Standard Success Response:
{
  "status": "success",
  "message": "Upserted 2 vectors"
}
With Auto-Training Triggered:
{
  "status": "success",
  "message": "Upserted 2 vectors",
  "training_triggered": true,
  "training_message": "Index training has been triggered (vectors: 5000, threshold: 10000)"
}
With Training Check Warning:
{
  "status": "success",
  "message": "Upserted 2 vectors",
  "warning": "Training check failed but upsert succeeded"
}
When the number of vectors in an index exceeds the automatic training threshold, the upsert response will include training_triggered and training_message fields. Training happens asynchronously in the background.In rare cases where the training check encounters an error but the upsert operation itself succeeds, a warning field will be included instead.
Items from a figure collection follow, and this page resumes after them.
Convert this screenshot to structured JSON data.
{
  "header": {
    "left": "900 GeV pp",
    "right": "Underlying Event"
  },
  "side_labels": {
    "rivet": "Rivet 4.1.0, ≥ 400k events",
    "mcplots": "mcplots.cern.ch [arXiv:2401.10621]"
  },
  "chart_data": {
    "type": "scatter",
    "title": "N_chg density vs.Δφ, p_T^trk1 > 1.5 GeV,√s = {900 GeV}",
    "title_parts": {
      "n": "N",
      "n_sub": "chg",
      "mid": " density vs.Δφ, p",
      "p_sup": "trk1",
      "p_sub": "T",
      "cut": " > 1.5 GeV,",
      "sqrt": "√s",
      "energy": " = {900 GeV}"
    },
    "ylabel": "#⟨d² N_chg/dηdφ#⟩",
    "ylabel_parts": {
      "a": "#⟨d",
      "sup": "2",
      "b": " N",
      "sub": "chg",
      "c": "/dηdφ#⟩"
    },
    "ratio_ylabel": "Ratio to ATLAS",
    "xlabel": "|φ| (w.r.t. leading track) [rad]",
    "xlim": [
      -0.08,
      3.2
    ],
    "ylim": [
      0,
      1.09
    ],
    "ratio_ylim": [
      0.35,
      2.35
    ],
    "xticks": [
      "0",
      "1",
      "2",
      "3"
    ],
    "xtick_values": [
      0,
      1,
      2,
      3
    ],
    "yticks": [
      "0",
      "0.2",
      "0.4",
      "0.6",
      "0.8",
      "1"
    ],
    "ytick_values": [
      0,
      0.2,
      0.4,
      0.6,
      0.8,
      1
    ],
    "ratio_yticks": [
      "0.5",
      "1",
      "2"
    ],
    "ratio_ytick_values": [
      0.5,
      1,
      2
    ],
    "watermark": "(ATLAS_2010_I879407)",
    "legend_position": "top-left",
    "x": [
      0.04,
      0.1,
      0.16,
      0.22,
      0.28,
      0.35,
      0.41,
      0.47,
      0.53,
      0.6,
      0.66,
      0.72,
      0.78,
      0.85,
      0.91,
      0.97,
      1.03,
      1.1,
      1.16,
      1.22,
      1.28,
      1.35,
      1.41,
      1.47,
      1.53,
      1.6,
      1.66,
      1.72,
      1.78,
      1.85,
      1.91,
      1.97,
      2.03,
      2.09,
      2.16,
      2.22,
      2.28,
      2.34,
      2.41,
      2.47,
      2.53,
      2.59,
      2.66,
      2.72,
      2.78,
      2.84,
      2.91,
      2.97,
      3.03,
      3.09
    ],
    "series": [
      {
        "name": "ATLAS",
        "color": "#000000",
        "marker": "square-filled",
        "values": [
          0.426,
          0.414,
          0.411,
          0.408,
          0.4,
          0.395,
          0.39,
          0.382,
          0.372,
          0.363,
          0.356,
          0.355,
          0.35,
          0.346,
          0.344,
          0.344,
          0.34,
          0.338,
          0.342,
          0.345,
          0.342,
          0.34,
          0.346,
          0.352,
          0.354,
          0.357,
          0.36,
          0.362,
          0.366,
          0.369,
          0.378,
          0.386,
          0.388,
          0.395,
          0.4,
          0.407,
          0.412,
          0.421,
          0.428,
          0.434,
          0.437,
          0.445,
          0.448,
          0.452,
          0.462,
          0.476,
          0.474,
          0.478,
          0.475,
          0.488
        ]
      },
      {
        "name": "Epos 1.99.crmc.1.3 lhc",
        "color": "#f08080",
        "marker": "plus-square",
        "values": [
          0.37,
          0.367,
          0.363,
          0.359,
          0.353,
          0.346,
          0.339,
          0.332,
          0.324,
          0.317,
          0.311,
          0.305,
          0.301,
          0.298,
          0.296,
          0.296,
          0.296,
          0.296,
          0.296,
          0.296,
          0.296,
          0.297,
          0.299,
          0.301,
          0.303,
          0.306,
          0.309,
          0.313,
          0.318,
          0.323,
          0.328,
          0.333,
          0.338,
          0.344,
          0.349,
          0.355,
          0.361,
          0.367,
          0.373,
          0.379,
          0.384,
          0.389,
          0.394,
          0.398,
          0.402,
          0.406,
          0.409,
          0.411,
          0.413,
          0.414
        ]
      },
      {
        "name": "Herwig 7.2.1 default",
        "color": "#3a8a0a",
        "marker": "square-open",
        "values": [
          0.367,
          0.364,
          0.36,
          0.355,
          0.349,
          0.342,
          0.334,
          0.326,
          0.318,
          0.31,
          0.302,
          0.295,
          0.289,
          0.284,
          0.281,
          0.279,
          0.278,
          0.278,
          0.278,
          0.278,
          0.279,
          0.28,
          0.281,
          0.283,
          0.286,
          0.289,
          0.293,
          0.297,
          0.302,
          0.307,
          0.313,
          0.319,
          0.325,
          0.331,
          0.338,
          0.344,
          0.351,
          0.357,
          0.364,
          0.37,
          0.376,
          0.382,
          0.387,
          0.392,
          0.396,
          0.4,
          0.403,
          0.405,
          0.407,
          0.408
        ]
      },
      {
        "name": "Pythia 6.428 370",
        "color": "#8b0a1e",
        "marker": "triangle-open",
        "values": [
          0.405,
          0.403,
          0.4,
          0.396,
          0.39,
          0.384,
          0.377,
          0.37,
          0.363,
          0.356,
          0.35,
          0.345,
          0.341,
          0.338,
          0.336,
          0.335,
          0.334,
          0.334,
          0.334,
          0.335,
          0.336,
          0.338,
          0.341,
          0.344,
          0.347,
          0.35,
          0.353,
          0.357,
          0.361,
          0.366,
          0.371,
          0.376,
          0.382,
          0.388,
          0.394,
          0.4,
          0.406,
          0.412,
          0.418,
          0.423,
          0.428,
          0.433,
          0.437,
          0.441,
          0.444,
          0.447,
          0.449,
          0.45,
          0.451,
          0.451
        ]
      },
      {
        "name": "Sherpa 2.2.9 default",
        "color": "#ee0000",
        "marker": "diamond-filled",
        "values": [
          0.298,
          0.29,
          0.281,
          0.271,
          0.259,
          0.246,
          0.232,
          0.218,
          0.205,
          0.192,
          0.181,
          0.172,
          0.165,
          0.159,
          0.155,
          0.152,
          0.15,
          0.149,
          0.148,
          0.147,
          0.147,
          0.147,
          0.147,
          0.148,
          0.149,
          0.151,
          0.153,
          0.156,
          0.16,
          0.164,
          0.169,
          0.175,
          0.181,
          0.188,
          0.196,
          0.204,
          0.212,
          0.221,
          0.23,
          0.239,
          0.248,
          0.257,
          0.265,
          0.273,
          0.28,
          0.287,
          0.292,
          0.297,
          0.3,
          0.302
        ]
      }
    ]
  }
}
The vectors are still successfully upserted in this scenario.

Exceptions

  • 401: Authentication failed (invalid API key)
  • 404: Index not found
  • 422: Invalid request parameters or vector dimensions
  • 500: Internal server error

Example Usage

Basic Upsert:
curl -X POST "http://localhost:8000/v1/vectors/upsert" \
     -H "X-API-Key: cyborg_your_api_key_here" \
     -H "Content-Type: application/json" \
     -d '{
       "index_name": "my_index",
       "index_key": "your_64_character_hex_key_here",
       "items": [
         {
           "id": "item_1",
           "vector": [0.1, 0.2, 0.3, 0.4],
           "contents": "Hello world!"
         }
       ]
     }'
With Metadata:
curl -X POST "http://localhost:8000/v1/vectors/upsert" \
     -H "X-API-Key: cyborg_your_api_key_here" \
     -H "Content-Type: application/json" \
     -d '{
       "index_name": "my_index",
       "index_key": "your_64_character_hex_key_here",
       "items": [
         {
           "id": "doc_1",
           "vector": [0.1, 0.2, 0.3, 0.4],
           "contents": "Important document content",
           "metadata": {
             "category": "documentation",
             "author": "admin",
             "created": "2024-01-15",
             "priority": "high"
           }
         }
       ]
     }'
Auto-Generated Embeddings:
# For indexes created with embedding_model
curl -X POST "http://localhost:8000/v1/vectors/upsert" \
     -H "X-API-Key: cyborg_your_api_key_here" \
     -H "Content-Type: application/json" \
     -d '{
       "index_name": "semantic_index",
       "index_key": "your_64_character_hex_key_here",
       "items": [
         {
           "id": "text_1",
           "contents": "This text will be automatically embedded",
           "metadata": {"type": "auto_embedded"}
         }
       ]
     }'
Batch Upsert:
curl -X POST "http://localhost:8000/v1/vectors/upsert" \
     -H "X-API-Key: cyborg_your_api_key_here" \
     -H "Content-Type: application/json" \
     -d '{
       "index_name": "my_index",
       "index_key": "your_64_character_hex_key_here",
       "items": [
         {"id": "batch_1", "vector": [0.1, 0.2, 0.3]},
         {"id": "batch_2", "vector": [0.4, 0.5, 0.6]},
         {"id": "batch_3", "vector": [0.7, 0.8, 0.9]},
         {"id": "batch_4", "vector": [0.2, 0.3, 0.4]},
         {"id": "batch_5", "vector": [0.5, 0.6, 0.7]}
       ]
     }'
When embedding_model is configured for the index, the vector parameter becomes optional. If provided, it will be used directly; if omitted, a vector will be auto-generated from the contents field.
For large datasets, use batch upserts with multiple items in a single request to improve performance and reduce network overhead.